“Abang janji akan kembali ‘kan? Berkumpul lagi bersama kami?” tanya Meutia Siddiq, menatap sendu netra suaminya.
“Iya. Abang janji!” ucapnya yakin, tapi kenyataannya ....
Setelah kabar kematian sang suami, Meutia Siddiq menjadi depresi, hidup dalam kenangan, selalu terbayang sosok yang dia cintai. Terlebih, raga suaminya tidak ditemukan dan dinyatakan hilang, berakhir dianggap sudah meninggal dunia.
Seluruh keluarga, dan para sahabat juga ikut merasakan kehilangan mendalam.
Intan serta Sabiya, putri dari Meutia dan Ikram – kedua gadis kecil itu dipaksa dewasa sebelum waktunya. Bahkan berpura-pura tetap menjalani hari dimana sang ayah masih disisi mereka, agar ibunya tidak terus menerus terpuruk, serta nekat mau bunuh diri, berakhir calon adik mereka pun terancam meninggal dalam kandungan.
Dapatkah Meutia beserta buah hatinya melewati badai kehidupan?
Bagaimana mereka menjalani hari-hari berat itu ...?
Karya ini diterbitkan atas izin NovelToon Cublik, isi konten hanyalah pandangan pribadi pembuatnya, tidak mewakili NovelToon sendiri
24 ~ Mengikuti kata hati
“Denis ingin main pasir, berenang di laut ya, Nak?” Yunus mencium pucuk kepala putranya Arinta.
Batita dalam gendongan Yunus mengangguk antusias. Dia hanya mengerti kata mau berarti mengangguk, begitupun sebaliknya – bila tidak mau, menggeleng.
“Bawa baju ganti Denis lebih dari dua stel, Rin. Siapa tahu dia ketagihan main air laut,” Ambu memperingati putrinya.
“Baik, Ambu.”
“Kau Yunus, jaga baik-baik putri dan cucuku! Pergi dalam keadaan senang, jangan sampai sewaktu mereka kembali kesini berurai air mata!” nadanya sedikit menekan, seolah dia tidak percaya pada pria yang setahun lebih ini sangat menjaga pandangan terhadap lawan jenis termasuk Arinta.
“Saya usahakan, Ambu!” dia enggan mengucap janji, tapi sebisa mungkin menjaga amanah ini.
Abah menghela napas panjang. Sebetulnya dia malu terhadap sikap istrinya – sering ketus, tapi kagum melihat pria yang begitu hebat mengola rasa, tak mudah tersulut emosi, dan sangat penyabar serta bijaksana.

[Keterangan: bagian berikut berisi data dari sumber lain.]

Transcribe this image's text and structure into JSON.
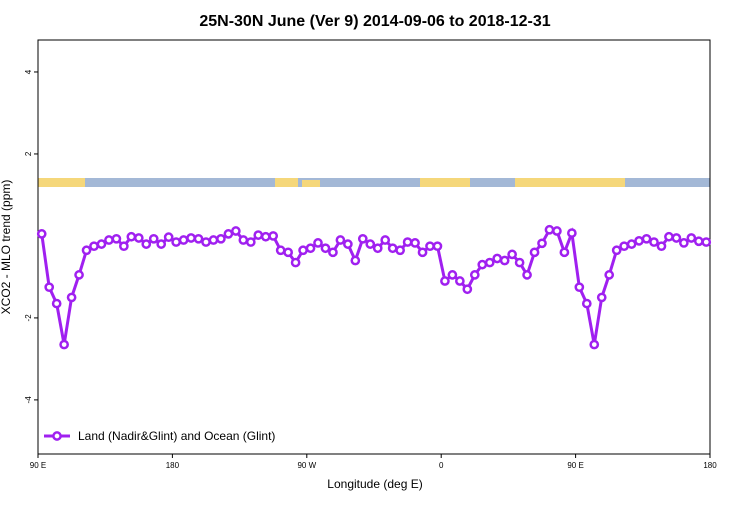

Yunus juga sopan baik dalam tutur kata maupun sikap, tidak pernah kedapatan menggoda Arinta maupun wanita lain yang berpapasan dengannya.
Ayahnya Arinta tidak tahu saja kalau yang baru dia puji dalam hati adalah seorang dokter dan calon psikiater.
Arinta pun masuk ke dalam rumah mau menyiapkan pakaian serta perlengkapan liburan pertama baginya dan Denis hanya bertiga saja dengan Yunus.
.
.
Malam hari, sehabis shalat isya berjamaah di mushola resort. Para anak-anak langsung tertidur. Mereka kelelahan akibat mandi dipantai, berkejar-kejaran, berenang, menggali pasir, mencari Kelomang.
Zain, Kamal, Zeeshan – tidur di ranjang yang sama.
Sabiya pun terlelap bersama ketiga sahabatnya, sedangkan Intan tidur berdua bersama Siron.
Diluar kamar hotel tepatnya balkon yang menghadap laut lepas – Meutia duduk seorang diri sembari melihat gugusan bintang bertaburan dilangit malam. Ada kerinduan pada netranya. Ia memejamkan mata dan memeluk tubuhnya … hatinya berdesir, sosok begitu dicintainya hadir dalam bentuk kenangan masa lalu. ‘Ikram Rasyid, aku rindu padamu.’
Malam ini entah mengapa rasa rindu itu lebih mendominasi, seolah ingin merajai hati Meutia Siddiq. Sedari pagi sewaktu mereka bertolak kemari – perasaannya kian tak menentu. Ada sesuatu sulit dijelaskan oleh kata namun dapat dirasa.
Nyak Zainab yang ingin menemani sang putri, pelan-pelan kembali menggeser pintu agar tertutup. Memberi ruang bagi Meutia melepaskan apa yang dirasakan olehnya.
Kendatipun Tia tak mengatakan apa-apa, sebagai seorang ibu Nyak Zainab bisa melihat besarnya kerinduan pada mata indah putrinya. Sama seperti dirinya di tahun awal kepergian sang suami untuk selamanya.
***
Malam pun telah berlalu, langit mulai terang dan para warga kampung Jamur Luobok sudah selesai melaksanakan shalat subuh. Mereka tidak lagi tidur melainkan jalan-jalan dipinggir pantai, menikmati irama ombak menyapa.
“Nanti siang kalau main ke pantai jangan jauh-jauh! Soalnya ini hari Minggu, dan bertepatan dengan libur sekolah – pasti ramai pengunjung!” juragan Byakta memberikan pengertian pada anak kecil.
“Kalau kalian tak bisa dibilangin, hari ini dilarang mendekati pantai. Main di dalam kamar hotel saja, mau?” Meutia pun ikut memperingatkan, ada kekhawatiran dalam hatinya.
Sabiya dan para sepupunya langsung menggeleng. Mereka memiliki jiwa petualang, mana mungkin betah berdiam diri seharian di dalam kamar.
“Kak Siron, nanti bantu Intan mengumpulkan cangkang kerang ya?”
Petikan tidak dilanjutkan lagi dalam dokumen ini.